Research on chimeric antigen receptor (CAR) T-cell therapy to be presented at the 61st American Society of Hematology (ASH) Annual Meeting & Exposition is set to address drawbacks associated with such treatment, such as time, expense, and toxicity, according to Robert A. Brodsky, MD.
“CAR T-cells have captured the imagination of physician scientists and patients alike, mainly for their incredible efficacy in treating B-cell malignancies like acute lymphocytic leukemia and non-Hodgkin lymphomas,” Brodsky, who serves as secretary of ASH and is also the director of the division of hematology at Johns Hopkins Medicine, said in a preview presscast ahead of the meeting.
“But there have been several drawbacks of CAR T-cells. One of them is the time and expense that it takes to generate a CAR T-cell for a specific patient. Only about two-thirds of patients enrolled in CAR T-cell trials will actually get the infusion because often the disease will progress during the time that it takes to make a successful product.
At the upcoming ASH Annual Meeting & Exposition, being held from December 7-10 in Orlando, Florida, 3 presentations will focus on CAR T-cell therapy advances that could be practice changing in the future.

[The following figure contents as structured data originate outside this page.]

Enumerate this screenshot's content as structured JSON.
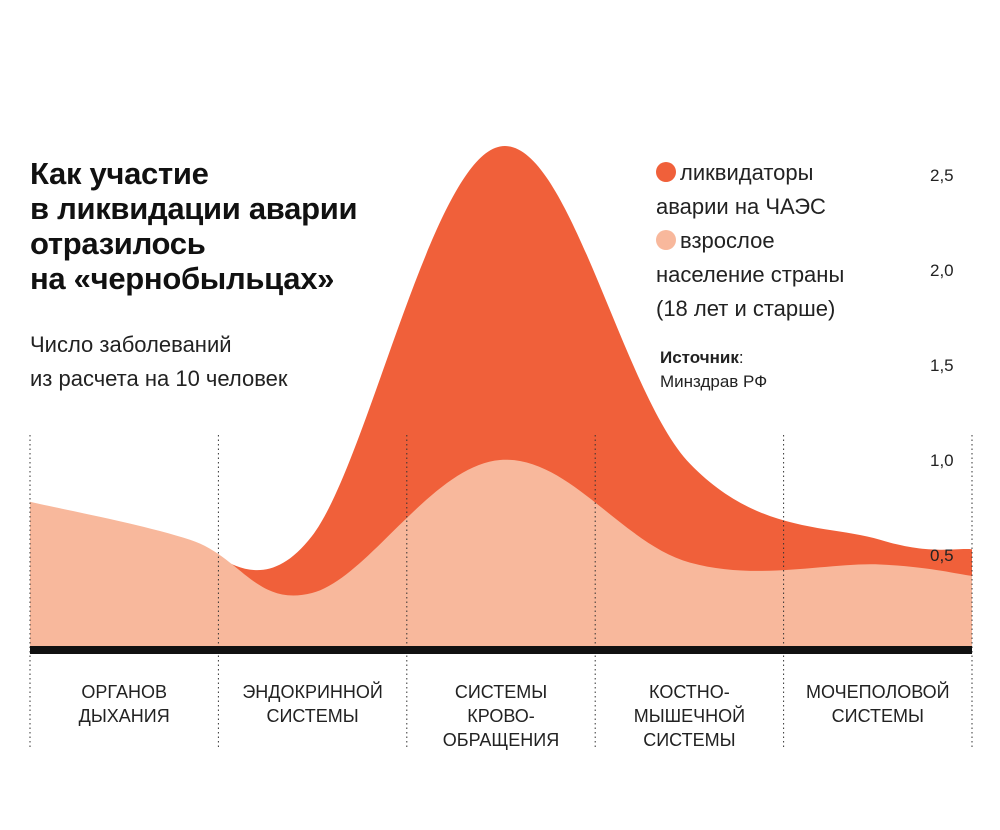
{
  "chart_data": {
    "type": "area",
    "title_lines": [
      "Как участие",
      "в ликвидации аварии",
      "отразилось",
      "на «чернобыльцах»"
    ],
    "subtitle_lines": [
      "Число заболеваний",
      "из расчета на 10 человек"
    ],
    "categories": [
      {
        "lines": [
          "ОРГАНОВ",
          "ДЫХАНИЯ"
        ]
      },
      {
        "lines": [
          "ЭНДОКРИННОЙ",
          "СИСТЕМЫ"
        ]
      },
      {
        "lines": [
          "СИСТЕМЫ",
          "КРОВО-",
          "ОБРАЩЕНИЯ"
        ]
      },
      {
        "lines": [
          "КОСТНО-",
          "МЫШЕЧНОЙ",
          "СИСТЕМЫ"
        ]
      },
      {
        "lines": [
          "МОЧЕПОЛОВОЙ",
          "СИСТЕМЫ"
        ]
      }
    ],
    "series": [
      {
        "name": "ликвидаторы аварии на ЧАЭС",
        "legend_lines": [
          "ликвидаторы",
          "аварии на ЧАЭС"
        ],
        "color": "#F0603A",
        "values": [
          0.55,
          0.6,
          2.65,
          0.98,
          0.58
        ],
        "end_value": 0.53
      },
      {
        "name": "взрослое население страны (18 лет и старше)",
        "legend_lines": [
          "взрослое",
          "население страны",
          "(18 лет и старше)"
        ],
        "color": "#F8B89C",
        "values": [
          0.78,
          0.3,
          1.0,
          0.46,
          0.45
        ],
        "end_value": 0.39
      }
    ],
    "yticks": [
      "0,5",
      "1,0",
      "1,5",
      "2,0",
      "2,5"
    ],
    "ytick_values": [
      0.5,
      1.0,
      1.5,
      2.0,
      2.5
    ],
    "ylim": [
      0,
      2.75
    ]
  },
  "source": {
    "label": "Источник",
    "text": "Минздрав РФ"
  },
  "colors": {
    "baseline": "#111111",
    "divider": "#333333"
  }
}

One of the trials Brodsky focused on in the presscast was the phase Ib/II CARTITUDE study of JNJ-4528 – a CAR T-cell that is directed against B-cell maturation antigen (BCMA) in patients with relapsed/refractory multiple myeloma.
“The B-cell maturation antigen is expressed on B-cells, but it is also on all malignant plasma cells,” he explained.
The trial was conducted in 25 patients who received chemotherapy first, followed by CAR T-cell infusion.
Although the follow-up was only 3 months, Brodsky noted, 91% of the patients responded to the CAR T-cell product. Moreover, 2 of the patients experienced complete remission.
“The other responses were very deep responses. So, very promising early results,” Brodsky concluded.
Deepu Madduri, MD, from Icahn School of Medicine at Mount Sinai, will be presenting this at the meeting.
Phase I Dose-Climbing Trial
A trial that was done in China, describes a bi-specific CAR T-cell therapy targeting BCMA and CD38, which is also on the malignant plasma cell, Brodsky pointed out, for the treatment of 16 patients with relapsed/refractory multiple myeloma.
“The idea here is to try and prevent resistance to the CAR T-cells by targeting 2 different antigens at the same time,” he explained.
After a median follow-up of 36 weeks, 87.5% of patients responded to treatment and 9-month progression free survival was 75%. Moreover, the product was well tolerated.
“It’s still early, but again, this is very promising data in multiple myeloma with using CAR T-cell (therapy),” Brodsky said.
The study Brodsky found most exciting is one evaluating mosunetuzumab, and off-the-shelf product for the treatment of 218 patients with poor prognosis non-Hodgkin lymphoma, including those who are relapsed/refractory to treatment with CAR T-cell therapy and are in active treatment through multiple lines of therapy. Twenty-three patients already received CAR T-cell therapy.
“Now, this is not a CAR T-cell. This is a bi-specific antibody that targets both CD3 and CD20,” Brodsky explained. “So, the concept here is that this monoclonal antibody engages T cells and directs their cytotoxicity against B cells. It’s basically an antibody using the patients own T cell to do what a CAR T-cell would do.”
Sixty-four percent of patients responded to treatment with Mosunetuzumab, and 42% of patients experienced a complete response. Moreover, the median duration of response is out to 9 months.
Because this is an off-the-shelf product, it negates the issue surrounding time to generate the product and will likely be much cheaper than CAR T-cell therapy. “And from the preliminary results it looks like it is much less toxic.”
This trial will be presented by Stephen J. Schuster, MD, from the Abramson Cancer Center, University of Pennsylvania, during the meetings Plenary Session.